Soldiers have long taken drugs to help them fight. Amphetamines like Dexedrine were distributed widely to American, German, British and other forces during World War II and to U.S. service members in Korea, Vietnam, Kuwait, Iraq and Afghanistan. In 1991, the Air Force chief-of-staff stopped the practice because, in his words, “Jedi knights don’t need them.” But the ban lasted only five years. DARPA, an agency that does cutting-edge research for the U.S. Department of Defense, is trying to make soldiers “kill-proof” by developing super-nutrition pills and substances to make them smarter and stronger. New drugs that reduce the need for sleep, such as modafinil, are being tested. Researchers are even looking into modifying soldiers’ genes.

As a professor of health law and bioethics, I began studying the use of drugs to enhance performance in sports, and I soon became interested in the use of performance-enhancing drugs in the military. Most people think doping in sports is harmful cheating; shouldn’t that be how doping in combat is viewed? The answer, I decided, was no: Doping in sports doesn’t produce any meaningful social benefit, but using drugs to improve performance in the military could save lives and make it easier to complete missions.

But the military still needs rules for how performance enhancements should be used.

Mandatory use

Can soldiers be ordered to take enhancement drugs? What if the drugs have dangerous side effects? What if there hasn’t been a lot of research on their long-term effects? It’s also important to realize that the risks from performance-enhancing drugs are not only to the soldiers who use them; in 2004, pilots in Afghanistan who accidentally dropped a bomb that killed four Canadian soldiers blamed their mistake on being hopped up on amphetamines.

Soldiers generally have to follow orders, so it’s important for their commanders to carefully think through whether use of these drugs should be mandatory or voluntary. Applying a set of principles that I developed to guide bioethical decision-making in the military, superiors should force troops to use enhancement drugs only when the advantages that the drugs provide and the importance of the mission outweigh the risks to the user. Soldiers in the Gulf War were required to take drugs that hadn’t been approved for the purpose for which they were given, which was to try to provide some protection in case Saddam Hussein’s forces resorted to chemical or biological warfare. Congress stepped in and said that troops could be ordered to take drugs for such “off-label” purposes only if the president authorized it directly or declared a national emergency.

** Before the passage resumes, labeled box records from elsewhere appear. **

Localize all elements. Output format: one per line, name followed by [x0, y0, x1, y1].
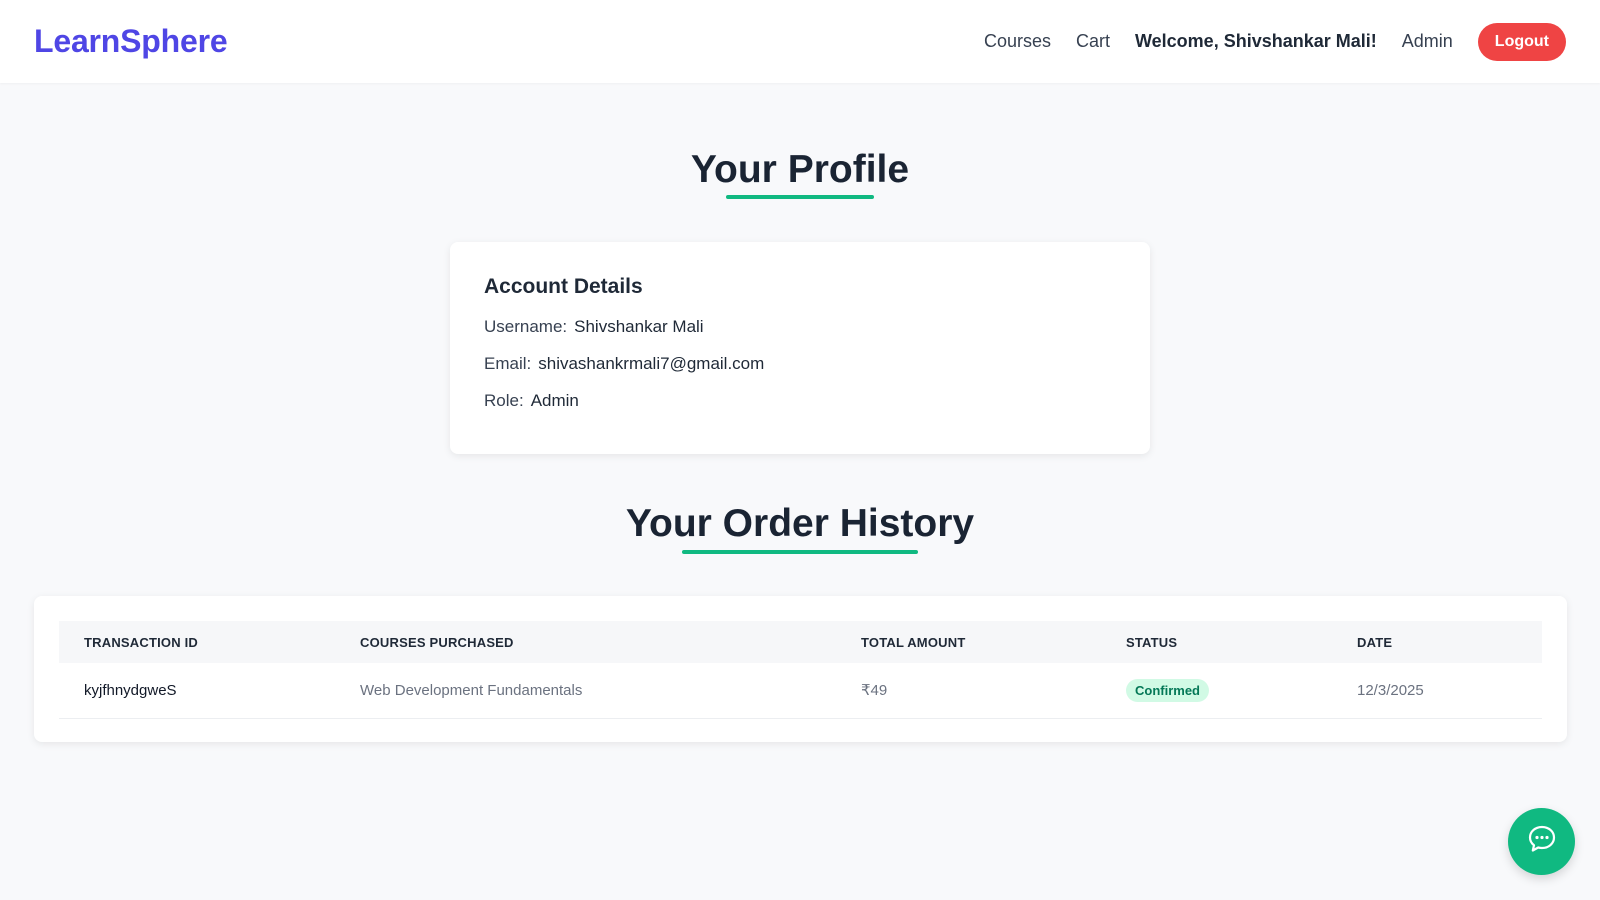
username-label: Username:: [484, 317, 568, 336]
nav-cart-link[interactable]: Cart: [1076, 31, 1110, 52]
cell-transaction-id: kyjfhnydgweS: [59, 663, 335, 719]
email-label: Email:: [484, 354, 532, 373]
brand-logo[interactable]: LearnSphere: [34, 23, 228, 60]
cell-date: 12/3/2025: [1332, 663, 1542, 719]
logout-button[interactable]: Logout: [1477, 22, 1566, 61]
account-details-heading: Account Details: [484, 275, 643, 298]
cell-courses: Web Development Fundamentals: [335, 663, 836, 719]
role-label: Role:: [484, 391, 524, 410]
table-row: kyjfhnydgweS Web Development Fundamental…: [59, 663, 1542, 719]
navbar: LearnSphere Courses Cart Welcome, Shivsh…: [0, 0, 1600, 83]
col-courses-purchased: COURSES PURCHASED: [360, 634, 514, 650]
role-value: Admin: [530, 391, 579, 410]
order-history-title: Your Order History: [625, 502, 975, 545]
order-history-card: TRANSACTION ID COURSES PURCHASED TOTAL A…: [34, 596, 1567, 742]
order-history-table: TRANSACTION ID COURSES PURCHASED TOTAL A…: [59, 621, 1542, 719]
profile-title-underline: [726, 195, 874, 199]
col-transaction-id: TRANSACTION ID: [84, 634, 199, 650]
nav-courses-link[interactable]: Courses: [984, 31, 1051, 52]
chat-button[interactable]: [1508, 808, 1575, 875]
order-history-title-underline: [682, 550, 918, 554]
account-details-card: Account Details Username: Shivshankar Mal…: [450, 242, 1150, 454]
username-value: Shivshankar Mali: [574, 317, 704, 336]
profile-title: Your Profile: [690, 148, 910, 191]
email-row: Email: shivashankrmali7@gmail.com: [484, 354, 1116, 375]
cell-amount: ₹49: [836, 663, 1101, 719]
table-header-row: TRANSACTION ID COURSES PURCHASED TOTAL A…: [59, 621, 1542, 663]
col-total-amount: TOTAL AMOUNT: [861, 634, 966, 650]
status-badge: Confirmed: [1126, 678, 1209, 702]
nav-links: Courses Cart Welcome, Shivshankar Mali! …: [959, 22, 1566, 61]
col-date: DATE: [1357, 634, 1393, 650]
cell-status: Confirmed: [1101, 663, 1332, 719]
chat-bubble-icon: [1527, 824, 1557, 859]
role-row: Role: Admin: [484, 391, 1116, 412]
username-row: Username: Shivshankar Mali: [484, 317, 1116, 338]
col-status: STATUS: [1126, 634, 1178, 650]
profile-page: LearnSphere Courses Cart Welcome, Shivsh…: [0, 0, 1600, 900]
welcome-text: Welcome, Shivshankar Mali!: [1135, 31, 1377, 51]
email-value: shivashankrmali7@gmail.com: [538, 354, 765, 373]
nav-admin-link[interactable]: Admin: [1402, 31, 1453, 52]
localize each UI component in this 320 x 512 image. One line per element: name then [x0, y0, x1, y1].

Opponents of doping in sports maintain that athletes who win races by doping should not be rewarded. Should we adopt the same policy in the military? Should soldiers who act bravely or shoot straighter with the help of drugs get promotions or medals? If the soldiers are ordered to use the drugs by their commanders, I suggest the answer should be yes, since it doesn’t seem fair to punish them for doing something about which they had no choice, especially if the drugs they were ordered to use could have serious side effects.